Amiga

Repairing an Amiga 2000 Motherboard

The Amiga 2000 can be seen as a sister computer to the Amiga 500. It is very similar in design, shares a lot of parts, but comes in a case similar to a desktop PC and can be expanded using several card slots.

A friend of mine had a few machines that required work doing to them. Amongst them is an Amiga 2000 rev 4 which has had severe battery damage. This post lists the steps I took towards diagnosing and repairing the board.

As with many machines from the period, the motherboard had been damaged by a leaking battery that is supposed to keep the Real Time Clock (RTC) running when the machine is powered down. In this case someone had already started working on the board and had cleaned up the corrosion. They had also removed the damaged CPU socket and a few other components.

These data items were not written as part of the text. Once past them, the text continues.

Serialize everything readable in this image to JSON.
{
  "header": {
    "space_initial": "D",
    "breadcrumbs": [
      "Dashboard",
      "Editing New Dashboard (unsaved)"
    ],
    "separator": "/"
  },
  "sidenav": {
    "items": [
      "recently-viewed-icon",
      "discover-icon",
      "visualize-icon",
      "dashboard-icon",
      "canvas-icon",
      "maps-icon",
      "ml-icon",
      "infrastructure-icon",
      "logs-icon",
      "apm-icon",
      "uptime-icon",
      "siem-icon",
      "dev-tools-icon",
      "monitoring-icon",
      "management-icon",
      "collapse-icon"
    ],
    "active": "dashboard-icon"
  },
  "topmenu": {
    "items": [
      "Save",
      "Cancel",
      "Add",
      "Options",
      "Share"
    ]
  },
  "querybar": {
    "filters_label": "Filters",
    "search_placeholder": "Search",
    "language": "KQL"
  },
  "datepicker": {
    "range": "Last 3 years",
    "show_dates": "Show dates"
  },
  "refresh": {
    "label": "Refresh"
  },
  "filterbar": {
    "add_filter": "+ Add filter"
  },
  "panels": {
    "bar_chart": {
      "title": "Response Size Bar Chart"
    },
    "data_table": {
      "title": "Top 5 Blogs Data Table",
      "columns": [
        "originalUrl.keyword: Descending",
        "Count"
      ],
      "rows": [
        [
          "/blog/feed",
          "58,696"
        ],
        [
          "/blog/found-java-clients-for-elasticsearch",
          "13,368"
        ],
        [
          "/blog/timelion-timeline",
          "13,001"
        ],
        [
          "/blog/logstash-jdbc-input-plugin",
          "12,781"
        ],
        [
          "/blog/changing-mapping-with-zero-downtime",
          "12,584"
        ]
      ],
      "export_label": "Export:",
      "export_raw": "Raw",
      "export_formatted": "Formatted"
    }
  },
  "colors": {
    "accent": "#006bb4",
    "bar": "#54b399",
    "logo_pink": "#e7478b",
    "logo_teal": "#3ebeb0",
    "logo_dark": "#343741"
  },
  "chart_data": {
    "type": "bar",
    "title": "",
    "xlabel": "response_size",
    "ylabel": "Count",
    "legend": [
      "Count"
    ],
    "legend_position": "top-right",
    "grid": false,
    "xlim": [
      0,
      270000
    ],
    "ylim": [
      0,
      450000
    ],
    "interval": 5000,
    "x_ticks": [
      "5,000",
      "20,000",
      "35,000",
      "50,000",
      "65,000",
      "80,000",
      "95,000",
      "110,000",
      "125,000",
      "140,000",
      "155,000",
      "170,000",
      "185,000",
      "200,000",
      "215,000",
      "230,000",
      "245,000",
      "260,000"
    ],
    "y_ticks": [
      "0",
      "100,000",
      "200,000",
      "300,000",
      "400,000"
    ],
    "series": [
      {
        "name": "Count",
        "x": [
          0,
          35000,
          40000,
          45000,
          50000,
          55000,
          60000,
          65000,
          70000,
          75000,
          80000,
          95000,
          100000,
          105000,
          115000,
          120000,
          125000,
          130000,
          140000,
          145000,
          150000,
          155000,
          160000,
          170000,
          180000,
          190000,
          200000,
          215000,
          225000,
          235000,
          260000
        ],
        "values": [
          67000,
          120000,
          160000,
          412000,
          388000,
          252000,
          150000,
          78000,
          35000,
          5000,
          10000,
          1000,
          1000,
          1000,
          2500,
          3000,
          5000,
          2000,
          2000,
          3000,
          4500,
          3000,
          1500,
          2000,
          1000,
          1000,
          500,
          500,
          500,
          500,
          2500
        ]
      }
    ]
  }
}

You can see that some of the pads were completely broken, some of which were causing traces that go through the CPU to also be broken. I decided to tackle this in phases, first of all bridging the where the missing pads were breaking the traces. For all the repairs I used some thin wire wrapping wire.

Now that this was done I needed to make sure that missing pads or pads that were not connected to traces were connected through the holes. I also tested all the vias for the CPU to make sure that top and bottom were still connected where there were pads.

I tested everything against the CPU slot which has pretty much all the same connections as the CPU socket. I then finally fitted the CPU socket and the missing capacitors. I actually ended up using two sockets stacked as the socket did not fit perfectly flush with the repair wires in place which made seating the CPU difficult.

At this point I tried powering it on and it didn’t work, after some buzzing around the board with a multimeter I found a few data and control lines were not connected up to things to the right of the CPU. So a few additional repairs were needed on the bottom of the motherboard.

At this point I tested again and…

Success! The familiar Kickstart boot screen. I then tested with Amiga Test Kit and all the RAM, ports and chips were working as expected.

I will be fitting a new coin cell battery to this machine when they turn up in the post. In the mean time I was asked to modify it slightly so that it supported 1MB Chip memory instead of 0.5MB Chip and 0.5MB Slow memory. To do this I needed to change the position of J101 so that positions 2&3 were bridged. Normally you would cut the bridge for J500 and J102 with a razor blade, but on this rev. 4 the J102 was already cut and J500 was a solder bridge so wicking this away solved that. We now had 1MB Chip RAM.

With that my work today on this machine is done!